The preparation of embodiment 12.3-thia-2-methylheptadecanoic acid
Under the normal temperature, 17.4g sodium hydroxide (excessive) is added in the 200ml methyl alcohol, stirring makes its dissolving, drips 27.5ml (32.8g, 0.309mol) 2 mercaptopropionic acid, add 25ml (27.7g again, 0.1mol) bromotetradecane, reacted 1.5-2 hour, separate out a large amount of white solids, continue to be stirred to and react completely, in system, add entry and hydrochloric acid then, stir the precipitation that suction filtration is separated out, wash with water, recrystallization from ethanol obtains the 23.9g crystallization, and productive rate is 79.1%, mp.51.7-52.2 ℃, the GC purity assay is 97.4%.
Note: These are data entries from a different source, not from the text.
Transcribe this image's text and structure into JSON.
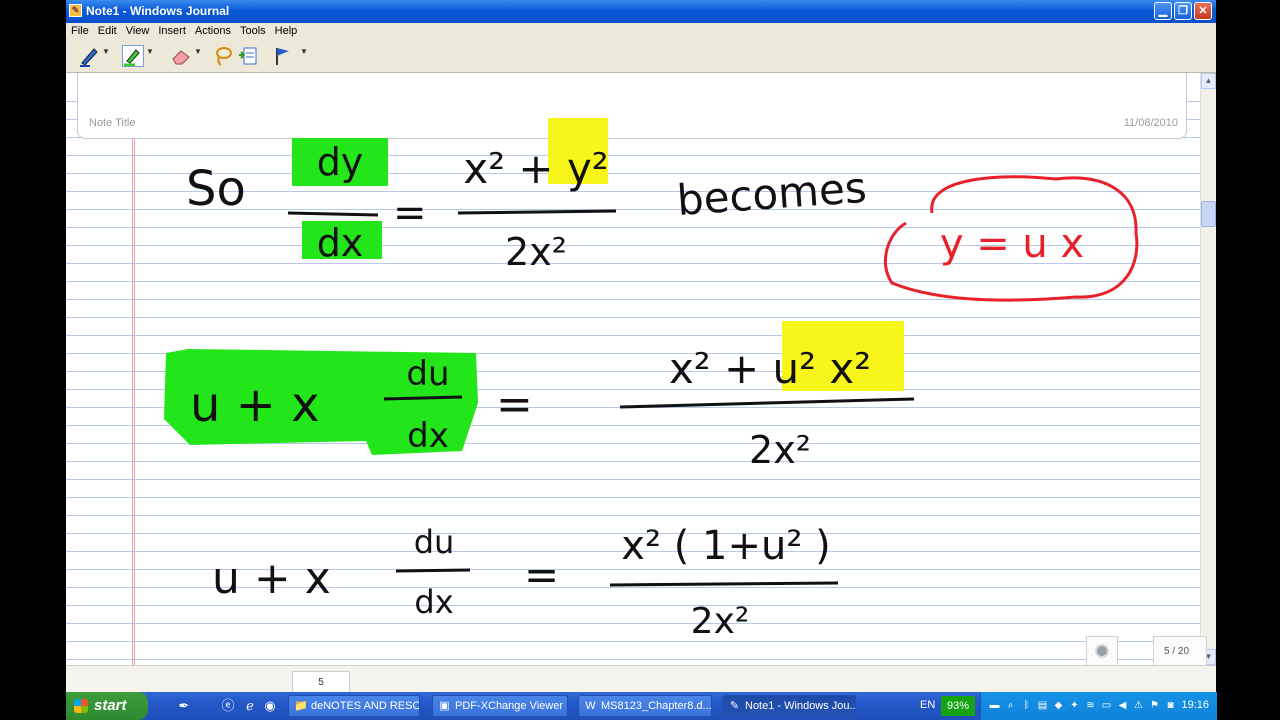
{
  "window": {
    "title": "Note1 - Windows Journal"
  },
  "menu": [
    "File",
    "Edit",
    "View",
    "Insert",
    "Actions",
    "Tools",
    "Help"
  ],
  "toolbar": {
    "tools": [
      "pen-icon",
      "highlighter-icon",
      "eraser-icon",
      "lasso-icon",
      "insert-space-icon",
      "flag-icon"
    ]
  },
  "note": {
    "title_label": "Note Title",
    "date": "11/08/2010",
    "page_counter": "5 / 20",
    "page_tab": "5",
    "handwriting": {
      "line1": {
        "prefix": "So",
        "lhs_num": "dy",
        "lhs_den": "dx",
        "rhs_num": "x² + y²",
        "rhs_den": "2x²",
        "suffix": "becomes"
      },
      "callout": "y = u x",
      "line2": {
        "lhs": "u + x",
        "lhs_num": "du",
        "lhs_den": "dx",
        "rhs_num": "x² + u² x²",
        "rhs_den": "2x²"
      },
      "line3": {
        "lhs": "u + x",
        "lhs_num": "du",
        "lhs_den": "dx",
        "rhs_num": "x² ( 1+u² )",
        "rhs_den": "2x²"
      }
    },
    "colors": {
      "ink": "#111111",
      "highlight_green": "#22e61a",
      "highlight_yellow": "#f7f51a",
      "callout_red": "#e8202a"
    }
  },
  "taskbar": {
    "start_label": "start",
    "tasks": [
      {
        "label": "deNOTES AND RESO...",
        "icon": "folder-icon"
      },
      {
        "label": "PDF-XChange Viewer ...",
        "icon": "pdf-icon"
      },
      {
        "label": "MS8123_Chapter8.d...",
        "icon": "word-icon"
      },
      {
        "label": "Note1 - Windows Jou...",
        "icon": "journal-icon",
        "active": true
      }
    ],
    "language": "EN",
    "zoom": "93%",
    "clock": "19:16"
  }
}
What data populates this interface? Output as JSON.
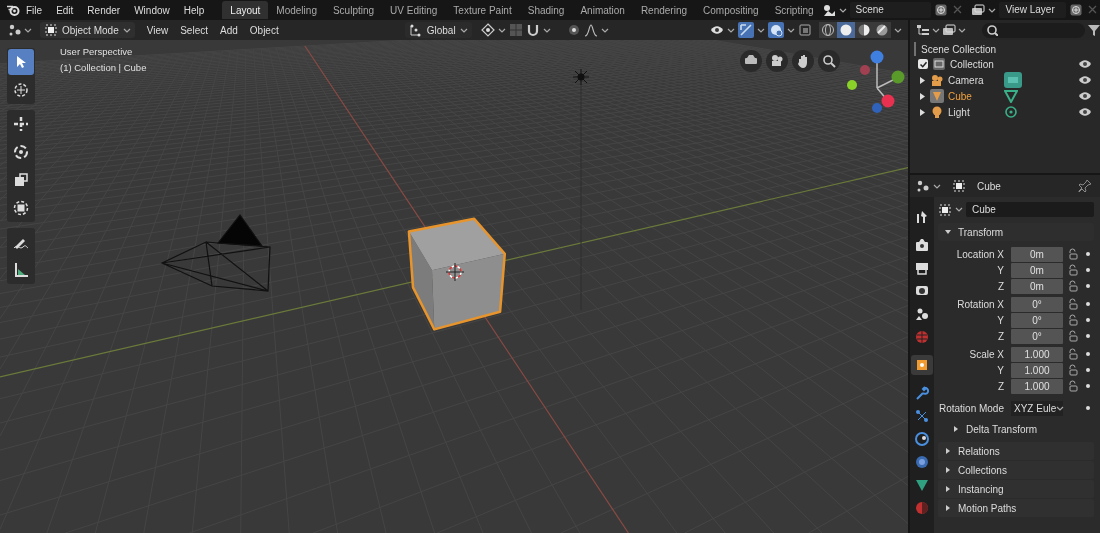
{
  "top_bar": {
    "menus": [
      "File",
      "Edit",
      "Render",
      "Window",
      "Help"
    ],
    "workspaces": [
      {
        "label": "Layout",
        "selected": true
      },
      {
        "label": "Modeling",
        "selected": false
      },
      {
        "label": "Sculpting",
        "selected": false
      },
      {
        "label": "UV Editing",
        "selected": false
      },
      {
        "label": "Texture Paint",
        "selected": false
      },
      {
        "label": "Shading",
        "selected": false
      },
      {
        "label": "Animation",
        "selected": false
      },
      {
        "label": "Rendering",
        "selected": false
      },
      {
        "label": "Compositing",
        "selected": false
      },
      {
        "label": "Scripting",
        "selected": false
      }
    ],
    "scene": "Scene",
    "view_layer": "View Layer"
  },
  "viewport_header": {
    "mode": "Object Mode",
    "menus": [
      "View",
      "Select",
      "Add",
      "Object"
    ],
    "orientation": "Global",
    "shading_modes": [
      {
        "kind": "wireframe",
        "selected": false
      },
      {
        "kind": "solid",
        "selected": true
      },
      {
        "kind": "material",
        "selected": false
      },
      {
        "kind": "rendered",
        "selected": false
      }
    ]
  },
  "viewport": {
    "view_name": "User Perspective",
    "context": "(1) Collection | Cube",
    "tools": [
      {
        "kind": "select",
        "selected": true
      },
      {
        "kind": "cursor",
        "selected": false
      },
      {
        "kind": "move",
        "selected": false
      },
      {
        "kind": "rotate",
        "selected": false
      },
      {
        "kind": "scale",
        "selected": false
      },
      {
        "kind": "transform",
        "selected": false
      },
      {
        "kind": "annotate",
        "selected": false
      },
      {
        "kind": "measure",
        "selected": false
      }
    ]
  },
  "outliner": {
    "title": "Scene Collection",
    "items": [
      {
        "label": "Collection",
        "kind": "collection",
        "checked": true,
        "selected": false,
        "children": [
          {
            "label": "Camera",
            "kind": "camera",
            "selected": false
          },
          {
            "label": "Cube",
            "kind": "mesh",
            "selected": true
          },
          {
            "label": "Light",
            "kind": "light",
            "selected": false
          }
        ]
      }
    ]
  },
  "properties": {
    "context": "Cube",
    "tabs": [
      {
        "kind": "tool",
        "selected": false
      },
      {
        "kind": "render",
        "selected": false
      },
      {
        "kind": "output",
        "selected": false
      },
      {
        "kind": "view_layer",
        "selected": false
      },
      {
        "kind": "scene",
        "selected": false
      },
      {
        "kind": "world",
        "selected": false
      },
      {
        "kind": "object",
        "selected": true
      },
      {
        "kind": "modifiers",
        "selected": false
      },
      {
        "kind": "particles",
        "selected": false
      },
      {
        "kind": "physics",
        "selected": false
      },
      {
        "kind": "constraints",
        "selected": false
      },
      {
        "kind": "data",
        "selected": false
      },
      {
        "kind": "material",
        "selected": false
      }
    ],
    "object_name": "Cube",
    "panels": [
      {
        "title": "Transform",
        "expanded": true,
        "rows": [
          {
            "kind": "field",
            "label": "Location X",
            "value": "0m"
          },
          {
            "kind": "field",
            "label": "Y",
            "value": "0m"
          },
          {
            "kind": "field",
            "label": "Z",
            "value": "0m"
          },
          {
            "kind": "field",
            "label": "Rotation X",
            "value": "0°"
          },
          {
            "kind": "field",
            "label": "Y",
            "value": "0°"
          },
          {
            "kind": "field",
            "label": "Z",
            "value": "0°"
          },
          {
            "kind": "field",
            "label": "Scale X",
            "value": "1.000"
          },
          {
            "kind": "field",
            "label": "Y",
            "value": "1.000"
          },
          {
            "kind": "field",
            "label": "Z",
            "value": "1.000"
          },
          {
            "kind": "dropdown",
            "label": "Rotation Mode",
            "value": "XYZ Eule"
          }
        ],
        "subpanels": [
          {
            "title": "Delta Transform",
            "expanded": false
          }
        ]
      },
      {
        "title": "Relations",
        "expanded": false
      },
      {
        "title": "Collections",
        "expanded": false
      },
      {
        "title": "Instancing",
        "expanded": false
      },
      {
        "title": "Motion Paths",
        "expanded": false
      }
    ]
  }
}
In sum, the present invention is a raw material with haloalkane and 2-mercaptan carboxylic acid, condensation under alkaline condition, and single stage method makes neta-thia-alpha-alkyl fatty acid, have that environmental pollution is little, efficient stable, simple, product purity is high, production cost is low characteristics, be fit to scale operation.
Need to prove, all quote in this application as a reference, just quoted as a reference separately as each piece document at all documents that the present invention mentions.Should understand in addition, above-described is specific embodiments of the invention and the know-why used, after having read above-mentioned teachings of the present invention, those skilled in the art can make various changes or modifications and not deviate from spirit of the present invention and scope the present invention, and these equivalent form of values fall within the scope of the invention equally.